Norman M. Klein has made a career out of mining the impressionistic territory of memory from a cultural and an individual point of view. A professor at Cal Arts and the author of "The History of Forgetting: Los Angeles and the Erasure of Memory," he sees L.A. as a landscape of amnesia, in which the past is either a burden or nostalgic, depending on how one puts it to use. This is especially true of the city center, where Klein has focused many of his investigations, deconstructing neighborhoods like Bunker Hill or Angelino Heights.
"By 1986," he explains in "The History of Forgetting," "I was running a series of lectures about the level of public neglect and bad faith in Los Angeles, entitled 'Beneath the Myths.' I started taking students on what I called 'anti-tours.' I would stop at locations where no buildings existed any longer, tell them what had been there once, a movie studio, a whorehouse, whatever. We would get out, look around, and agree that it was gone all right."

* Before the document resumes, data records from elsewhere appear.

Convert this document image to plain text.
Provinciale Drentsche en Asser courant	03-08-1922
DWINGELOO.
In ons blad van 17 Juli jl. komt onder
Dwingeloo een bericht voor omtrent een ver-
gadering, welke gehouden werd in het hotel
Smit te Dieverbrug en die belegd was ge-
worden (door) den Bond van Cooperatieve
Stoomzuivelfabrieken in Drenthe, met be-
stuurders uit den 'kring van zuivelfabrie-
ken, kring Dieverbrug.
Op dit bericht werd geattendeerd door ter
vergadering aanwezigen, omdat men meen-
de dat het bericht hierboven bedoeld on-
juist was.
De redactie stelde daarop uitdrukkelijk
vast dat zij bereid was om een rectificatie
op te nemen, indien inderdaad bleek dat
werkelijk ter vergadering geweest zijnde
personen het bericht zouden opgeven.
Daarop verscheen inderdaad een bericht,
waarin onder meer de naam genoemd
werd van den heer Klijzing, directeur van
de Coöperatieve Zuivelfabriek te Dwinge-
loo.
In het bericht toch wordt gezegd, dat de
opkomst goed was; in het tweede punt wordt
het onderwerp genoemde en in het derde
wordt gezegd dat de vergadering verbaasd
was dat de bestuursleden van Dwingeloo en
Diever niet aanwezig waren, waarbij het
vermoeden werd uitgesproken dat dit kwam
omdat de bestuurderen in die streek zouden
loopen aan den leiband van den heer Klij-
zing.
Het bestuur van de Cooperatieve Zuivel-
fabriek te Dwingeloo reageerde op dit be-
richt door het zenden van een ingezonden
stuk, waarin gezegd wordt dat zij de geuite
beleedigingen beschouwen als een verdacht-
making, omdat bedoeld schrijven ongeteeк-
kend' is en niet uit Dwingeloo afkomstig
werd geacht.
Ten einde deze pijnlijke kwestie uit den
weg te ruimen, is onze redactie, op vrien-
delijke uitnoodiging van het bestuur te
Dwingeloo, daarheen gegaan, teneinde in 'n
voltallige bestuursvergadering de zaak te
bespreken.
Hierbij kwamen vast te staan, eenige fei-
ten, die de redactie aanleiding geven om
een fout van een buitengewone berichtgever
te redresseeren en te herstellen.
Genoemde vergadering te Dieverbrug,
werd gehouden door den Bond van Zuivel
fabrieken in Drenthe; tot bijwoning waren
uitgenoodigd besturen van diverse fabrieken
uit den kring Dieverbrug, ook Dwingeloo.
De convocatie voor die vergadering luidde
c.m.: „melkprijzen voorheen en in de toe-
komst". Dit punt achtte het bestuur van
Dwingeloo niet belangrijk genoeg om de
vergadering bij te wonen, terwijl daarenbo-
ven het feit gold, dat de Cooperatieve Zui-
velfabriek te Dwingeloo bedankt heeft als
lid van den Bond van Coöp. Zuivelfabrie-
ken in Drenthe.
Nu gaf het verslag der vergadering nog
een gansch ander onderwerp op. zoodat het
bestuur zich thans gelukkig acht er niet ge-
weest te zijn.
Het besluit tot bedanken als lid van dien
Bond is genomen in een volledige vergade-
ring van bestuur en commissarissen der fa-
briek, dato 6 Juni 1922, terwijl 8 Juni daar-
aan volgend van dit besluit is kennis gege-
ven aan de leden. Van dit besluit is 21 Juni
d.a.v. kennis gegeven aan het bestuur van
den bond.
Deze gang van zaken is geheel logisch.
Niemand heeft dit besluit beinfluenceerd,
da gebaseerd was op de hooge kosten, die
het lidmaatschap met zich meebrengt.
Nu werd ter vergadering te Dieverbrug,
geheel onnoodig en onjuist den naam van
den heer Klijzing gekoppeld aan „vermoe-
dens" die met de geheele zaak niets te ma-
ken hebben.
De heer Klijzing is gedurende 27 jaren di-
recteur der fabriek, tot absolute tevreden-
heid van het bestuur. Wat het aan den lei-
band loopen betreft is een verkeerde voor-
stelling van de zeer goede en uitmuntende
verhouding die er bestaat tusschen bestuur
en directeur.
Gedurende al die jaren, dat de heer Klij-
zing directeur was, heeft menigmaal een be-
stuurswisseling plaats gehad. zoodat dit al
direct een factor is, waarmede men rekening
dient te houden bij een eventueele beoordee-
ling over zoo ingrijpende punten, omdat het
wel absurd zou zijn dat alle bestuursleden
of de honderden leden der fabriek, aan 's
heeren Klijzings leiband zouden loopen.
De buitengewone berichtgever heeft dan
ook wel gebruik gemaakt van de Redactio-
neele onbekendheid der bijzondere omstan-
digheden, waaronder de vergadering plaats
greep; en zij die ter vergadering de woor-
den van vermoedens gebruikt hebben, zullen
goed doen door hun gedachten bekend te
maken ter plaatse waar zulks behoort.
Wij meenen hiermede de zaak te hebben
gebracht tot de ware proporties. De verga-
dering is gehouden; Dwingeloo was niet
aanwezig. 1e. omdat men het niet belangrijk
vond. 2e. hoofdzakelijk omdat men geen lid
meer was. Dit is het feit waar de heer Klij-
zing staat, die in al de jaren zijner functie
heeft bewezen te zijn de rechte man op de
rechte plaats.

For Klein, each absence operates as "what psychologists call an imago, an idealized face left over from childhood -- a photograph, the color of mother's dress on the day she took ill (the photological trace)." They are "phantom limbs," and by seeking to restore them, Klein invests his work with an air of social archeology in which excavation serves as a narrative device.
The notion of imagoes, of phantom limbs, informs "Bleeding Through: Layers of Los Angeles, 1920-1986," a novella and accompanying DVD-ROM, that reconsiders both Los Angeles and the whole idea of narrative, presenting them as fixed and conditional at once. "Bleeding Through" can be read as a companion piece to "The History of Forgetting," although such a treatment risks overlooking its authenticity. "Bleeding Through" is a study in digression, in simultaneous distractions, overwhelming in its information yet full of loss and silence.
Framed as an interactive mystery in which an elderly Angelino Heights resident named Molly may or may not have killed her second husband, Walt, it is more "a bildungsroman in which no one learns enough about anything," a crime fiction in which "[t]he journey through the evidence is more exciting than the crime itself." Part of Klein's intention is to expose the artifice of storytelling by uncovering the background, what Don DeLillo calls the "underhistory" -- the invisible material that readers never see. At the same time, Klein is after something more expansive, a form in which resolution is less important than possibility.
"It is a daunting prospect," he declares, "to give up all those newspaper clippings in order to make this story legible.... I have about a thousand photographs and newspaper articles, over two hundred relevant movies on file, and over twenty interviews ... and hundreds of pages of text. With all of these elegantly assembled in a DVD-ROM, I can follow Laurence Sterne's advice (1760): to make an entertainment, a tristful paideia, a mocking of the truth."
It's only fitting that Klein should invoke Sterne here, for like Sterne's "Tristram Shandy," "Bleeding Through" is a tale that, in its multilayered interactivity, teaches us to read it as we go along. This is clear from the start of the novella, when we meet Molly walking down a hillside. An old woman with a beaded purse, she is vague, slightly distracted, or perhaps she displays what Klein refers to as "an absent-minded guile." Either way, the implication is that there's more to the moment than we're seeing, which could also be said of Los Angeles.